Joined in the studio by social and political analyst Bushra Shaikh, the episode moves beyond personal tragedy to confront the wider implications. “Where are the feminists?” Bushra asks. “Why are the rights of Palestinian women so easily forgotten?”

Bushra’s words challenge the silence of Western institutions that speak loudly about women’s rights—until those women wear hijabs or live in Gaza. “We treat them as less,” she says. “And that’s a sickness of the modern world.”

Hayam, meanwhile, continues to fight—not for revenge, but for meaning. In the ashes of everything she once knew, she found a reason to rise again: her family, her community, those who still needed her. “It was like being born again,” she says. “I took baby steps.”

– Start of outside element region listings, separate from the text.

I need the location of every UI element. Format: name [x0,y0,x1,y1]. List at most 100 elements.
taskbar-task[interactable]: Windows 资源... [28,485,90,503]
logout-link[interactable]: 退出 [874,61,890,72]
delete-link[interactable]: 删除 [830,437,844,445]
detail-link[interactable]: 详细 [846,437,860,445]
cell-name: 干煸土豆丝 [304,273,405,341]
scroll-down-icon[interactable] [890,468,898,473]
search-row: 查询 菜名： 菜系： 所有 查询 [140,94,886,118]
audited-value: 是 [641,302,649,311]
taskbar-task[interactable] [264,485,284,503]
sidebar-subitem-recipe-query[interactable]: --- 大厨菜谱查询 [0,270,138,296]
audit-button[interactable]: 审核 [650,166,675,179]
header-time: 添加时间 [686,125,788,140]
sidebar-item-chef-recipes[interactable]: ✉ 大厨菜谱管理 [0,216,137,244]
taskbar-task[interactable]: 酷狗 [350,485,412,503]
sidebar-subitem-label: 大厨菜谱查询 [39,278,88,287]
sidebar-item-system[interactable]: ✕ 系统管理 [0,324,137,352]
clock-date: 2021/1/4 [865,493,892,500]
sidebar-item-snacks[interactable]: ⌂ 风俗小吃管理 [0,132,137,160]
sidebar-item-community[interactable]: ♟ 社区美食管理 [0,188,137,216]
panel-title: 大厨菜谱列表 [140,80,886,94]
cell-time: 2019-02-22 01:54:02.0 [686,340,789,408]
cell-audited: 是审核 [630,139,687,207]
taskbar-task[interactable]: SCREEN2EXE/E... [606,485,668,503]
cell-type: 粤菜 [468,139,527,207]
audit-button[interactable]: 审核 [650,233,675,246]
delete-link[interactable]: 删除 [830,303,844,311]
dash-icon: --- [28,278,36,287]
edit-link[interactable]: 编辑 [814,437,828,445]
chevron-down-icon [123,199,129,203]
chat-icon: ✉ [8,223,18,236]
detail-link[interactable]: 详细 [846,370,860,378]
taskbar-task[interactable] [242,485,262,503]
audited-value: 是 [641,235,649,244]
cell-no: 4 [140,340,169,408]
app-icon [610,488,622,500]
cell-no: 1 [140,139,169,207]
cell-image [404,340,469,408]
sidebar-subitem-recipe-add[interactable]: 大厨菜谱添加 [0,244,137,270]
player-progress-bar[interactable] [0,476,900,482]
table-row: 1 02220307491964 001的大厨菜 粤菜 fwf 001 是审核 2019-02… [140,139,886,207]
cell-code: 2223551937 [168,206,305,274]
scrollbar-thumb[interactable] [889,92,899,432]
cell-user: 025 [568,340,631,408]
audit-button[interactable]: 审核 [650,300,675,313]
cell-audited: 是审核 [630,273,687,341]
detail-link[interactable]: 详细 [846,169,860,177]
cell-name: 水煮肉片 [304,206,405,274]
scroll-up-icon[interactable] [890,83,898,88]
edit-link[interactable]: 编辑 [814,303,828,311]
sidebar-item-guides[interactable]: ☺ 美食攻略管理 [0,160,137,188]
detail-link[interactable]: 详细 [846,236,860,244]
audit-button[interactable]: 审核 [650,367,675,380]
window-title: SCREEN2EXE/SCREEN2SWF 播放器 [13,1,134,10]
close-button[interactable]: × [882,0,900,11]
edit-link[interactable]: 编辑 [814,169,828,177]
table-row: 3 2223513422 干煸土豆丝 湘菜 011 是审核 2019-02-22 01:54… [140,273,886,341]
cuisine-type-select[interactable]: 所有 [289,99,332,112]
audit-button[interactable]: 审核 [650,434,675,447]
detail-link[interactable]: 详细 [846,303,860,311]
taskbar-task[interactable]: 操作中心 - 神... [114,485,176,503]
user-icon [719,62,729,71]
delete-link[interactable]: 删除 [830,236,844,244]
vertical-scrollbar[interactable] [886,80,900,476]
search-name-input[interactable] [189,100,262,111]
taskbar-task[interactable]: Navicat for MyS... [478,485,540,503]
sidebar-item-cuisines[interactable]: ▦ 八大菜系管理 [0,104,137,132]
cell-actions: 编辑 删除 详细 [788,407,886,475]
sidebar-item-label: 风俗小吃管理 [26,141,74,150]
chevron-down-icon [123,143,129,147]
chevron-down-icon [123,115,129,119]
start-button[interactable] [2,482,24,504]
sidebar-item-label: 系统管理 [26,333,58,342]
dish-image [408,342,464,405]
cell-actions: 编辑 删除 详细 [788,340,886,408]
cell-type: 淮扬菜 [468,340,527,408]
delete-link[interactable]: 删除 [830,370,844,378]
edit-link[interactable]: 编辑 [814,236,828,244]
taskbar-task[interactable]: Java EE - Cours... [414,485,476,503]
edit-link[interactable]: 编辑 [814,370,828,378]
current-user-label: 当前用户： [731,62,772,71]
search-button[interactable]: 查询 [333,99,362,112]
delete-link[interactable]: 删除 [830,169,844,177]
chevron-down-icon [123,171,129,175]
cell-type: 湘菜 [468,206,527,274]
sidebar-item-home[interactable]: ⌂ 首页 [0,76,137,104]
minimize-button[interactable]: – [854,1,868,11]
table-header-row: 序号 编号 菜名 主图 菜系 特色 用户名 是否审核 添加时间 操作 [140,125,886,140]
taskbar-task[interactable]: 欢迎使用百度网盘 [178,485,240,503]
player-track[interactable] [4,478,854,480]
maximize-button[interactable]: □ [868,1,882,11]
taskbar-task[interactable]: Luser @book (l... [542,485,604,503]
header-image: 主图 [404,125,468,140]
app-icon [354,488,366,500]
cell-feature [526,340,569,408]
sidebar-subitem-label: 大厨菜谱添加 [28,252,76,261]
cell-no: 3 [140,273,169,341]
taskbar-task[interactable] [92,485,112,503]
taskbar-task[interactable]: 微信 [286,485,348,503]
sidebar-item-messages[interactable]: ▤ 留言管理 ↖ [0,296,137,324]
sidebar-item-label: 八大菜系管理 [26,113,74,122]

This is not a story of recovery. There is no happy ending. Gaza remains under siege, and the trauma has not passed. But in her quiet defiance, in her refusal to disappear, Hayam becomes a symbol of a different kind of resistance—one rooted not in politics, but in presence.

“I just want to die in peace,” she admits at one point. But she doesn’t. She chooses to live. And that, in Gaza, is resistance.